Dalam Peraturan Pemerintah ini yang dimaksud dengan :
1. Usaha Wisata Agro Hortikultura adalah usaha produktif
dan kreatif yang dijalankan secara profesional,
menyediakan dan/atau mengelola barang dan/atau jasa
bagi pemenuhan wisatawan dalam penyelenggaraan wisata
agro berbasis hortikultura.
1. Wisata Agro Berbasis Hortikultura, selanjutnya disebut
Wisata Agro adalah kegiatan pengembangan Kawasan
Hortikultura atau usaha hortikultura sebagai objek wisata,
baik secara sendiri maupun sebagai bagian dari kawasan
wisata yang lebih luas bersama objek wisata yang lain.
1. Hortikultura . . .
---
1. Hortikultura adalah segala hal yang berkaitan dengan
buah, sayuran, bahan obat nabati, dan florikultura,
termasuk di dalamnya jamur, lumut, dan tanaman air yang
berfungsi sebagai sayuran,bahan obat nabati, dan/atau
bahan estetika.
1. Kawasan Hortikultura adalah hamparan sebaran usaha
Hortikultura yang disatukan oleh faktor pengikat tertentu,
baik faktor alamiah, sosial budaya, maupun faktor
infrastruktur fisik buatan.
1. Unit Usaha Budidaya Hortikultura adalah satuan lahan
tempat terselenggaranya kegiatan membudidayakan
tanaman Hortikultura pada tanah dan/atau media tanam
lainnya dalam ekosistem yang sesuai dengan bantuan ilmu
pengetahuan dan teknologi.
1. Unit Usaha Hortikultura Lainnya adalah usaha
Hortikultura yang tidak terkait langsung dengan Kawasan
Hortikultura dan/ atau Unit Usaha Budidaya.

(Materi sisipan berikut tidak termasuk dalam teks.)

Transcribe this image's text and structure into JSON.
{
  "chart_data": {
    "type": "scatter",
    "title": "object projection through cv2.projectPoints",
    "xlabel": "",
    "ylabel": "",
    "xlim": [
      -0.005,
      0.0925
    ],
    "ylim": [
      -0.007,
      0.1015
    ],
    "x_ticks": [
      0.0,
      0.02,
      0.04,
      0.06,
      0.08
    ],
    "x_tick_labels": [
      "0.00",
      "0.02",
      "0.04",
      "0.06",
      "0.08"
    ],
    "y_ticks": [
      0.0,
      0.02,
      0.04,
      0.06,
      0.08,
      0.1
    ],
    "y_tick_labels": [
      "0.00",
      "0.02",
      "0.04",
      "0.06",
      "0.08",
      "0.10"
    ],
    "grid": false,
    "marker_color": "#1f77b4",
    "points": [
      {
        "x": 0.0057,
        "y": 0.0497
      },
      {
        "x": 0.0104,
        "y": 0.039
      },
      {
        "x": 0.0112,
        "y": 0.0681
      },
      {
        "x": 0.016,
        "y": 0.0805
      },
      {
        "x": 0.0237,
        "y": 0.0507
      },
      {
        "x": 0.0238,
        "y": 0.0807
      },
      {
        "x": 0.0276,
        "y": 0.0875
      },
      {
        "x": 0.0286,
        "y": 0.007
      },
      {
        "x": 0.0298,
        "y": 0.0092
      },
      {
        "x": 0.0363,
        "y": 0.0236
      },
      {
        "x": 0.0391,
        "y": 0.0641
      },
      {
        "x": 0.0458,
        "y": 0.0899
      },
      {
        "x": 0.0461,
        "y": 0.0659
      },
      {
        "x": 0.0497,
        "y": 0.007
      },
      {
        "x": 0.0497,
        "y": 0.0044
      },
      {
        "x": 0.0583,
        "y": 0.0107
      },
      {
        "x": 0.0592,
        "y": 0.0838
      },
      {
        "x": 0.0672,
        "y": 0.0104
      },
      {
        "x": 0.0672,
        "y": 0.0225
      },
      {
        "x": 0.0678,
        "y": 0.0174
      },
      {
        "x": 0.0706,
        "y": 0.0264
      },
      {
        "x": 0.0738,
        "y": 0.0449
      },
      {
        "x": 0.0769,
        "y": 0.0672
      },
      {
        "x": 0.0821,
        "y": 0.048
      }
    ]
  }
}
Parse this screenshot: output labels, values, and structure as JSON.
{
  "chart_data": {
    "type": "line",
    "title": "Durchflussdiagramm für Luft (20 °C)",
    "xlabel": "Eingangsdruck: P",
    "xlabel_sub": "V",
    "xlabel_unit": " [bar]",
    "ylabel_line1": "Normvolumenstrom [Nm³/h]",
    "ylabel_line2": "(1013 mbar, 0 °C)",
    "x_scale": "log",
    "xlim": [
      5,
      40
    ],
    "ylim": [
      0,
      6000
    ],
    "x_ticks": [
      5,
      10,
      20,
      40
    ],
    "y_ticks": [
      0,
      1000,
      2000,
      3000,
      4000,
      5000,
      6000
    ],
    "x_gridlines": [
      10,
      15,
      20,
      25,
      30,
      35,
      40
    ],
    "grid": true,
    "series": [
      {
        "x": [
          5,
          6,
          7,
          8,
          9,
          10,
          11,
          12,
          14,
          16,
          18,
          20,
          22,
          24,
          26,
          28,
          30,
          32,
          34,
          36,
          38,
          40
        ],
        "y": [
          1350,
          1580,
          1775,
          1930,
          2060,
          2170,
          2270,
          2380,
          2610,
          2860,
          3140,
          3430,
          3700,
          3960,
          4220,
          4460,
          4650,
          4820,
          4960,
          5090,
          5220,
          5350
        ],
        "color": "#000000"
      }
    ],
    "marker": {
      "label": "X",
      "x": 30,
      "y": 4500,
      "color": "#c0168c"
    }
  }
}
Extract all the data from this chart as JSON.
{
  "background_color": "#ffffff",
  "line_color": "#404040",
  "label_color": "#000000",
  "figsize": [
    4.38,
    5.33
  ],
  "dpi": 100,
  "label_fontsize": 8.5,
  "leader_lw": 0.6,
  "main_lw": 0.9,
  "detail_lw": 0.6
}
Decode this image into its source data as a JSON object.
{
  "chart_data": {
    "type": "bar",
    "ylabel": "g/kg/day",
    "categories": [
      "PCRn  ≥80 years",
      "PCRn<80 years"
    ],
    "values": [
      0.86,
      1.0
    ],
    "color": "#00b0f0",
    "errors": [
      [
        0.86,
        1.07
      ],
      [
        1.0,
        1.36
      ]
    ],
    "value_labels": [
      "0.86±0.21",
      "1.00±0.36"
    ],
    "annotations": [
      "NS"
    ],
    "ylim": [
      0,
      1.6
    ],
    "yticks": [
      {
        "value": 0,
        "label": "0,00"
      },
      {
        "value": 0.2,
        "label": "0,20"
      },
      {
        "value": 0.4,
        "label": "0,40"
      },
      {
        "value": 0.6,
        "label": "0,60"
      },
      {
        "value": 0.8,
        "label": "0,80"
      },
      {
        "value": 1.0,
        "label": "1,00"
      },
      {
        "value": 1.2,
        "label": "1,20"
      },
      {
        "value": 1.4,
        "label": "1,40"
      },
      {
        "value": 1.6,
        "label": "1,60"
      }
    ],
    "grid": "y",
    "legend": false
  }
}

1. Pelaku Usaha Wisata Agro yang selanjutnya disebut pelaku
usaha adalah petani, organisasi petani, orang
perseorangan lainnya, perusahaan yang melakukan Usaha
Wisata Agro baik berbentuk badan hukum atau bukan
badan hukum yang didirikan dan berkedudukan di wilayah
hukum Republik Indonesia.
1. Pemerintah Pusat adalah Presiden Republik Indonesia yang
memegang kekuasaan pemerintahan negara Republik
Indonesia yang dibantu oleh Wakil Presiden dan menteri
sebagaimana dimaksud dalam Undang-Undang Dasar
Negara Republik Indonesia Tahun 1945.
1. Pemerintah Daerah adalah kepala daerah sebagai unsur
penyelenggara Pemerintahan Daerah yang memimpin
pelaksanaan urusan pemerintahan yang menjadi
kewenangan daerah otonom.
1. Menteri adalah menteri yang menyelenggarakan urusan
pemerintahan di bidang Hortikultura.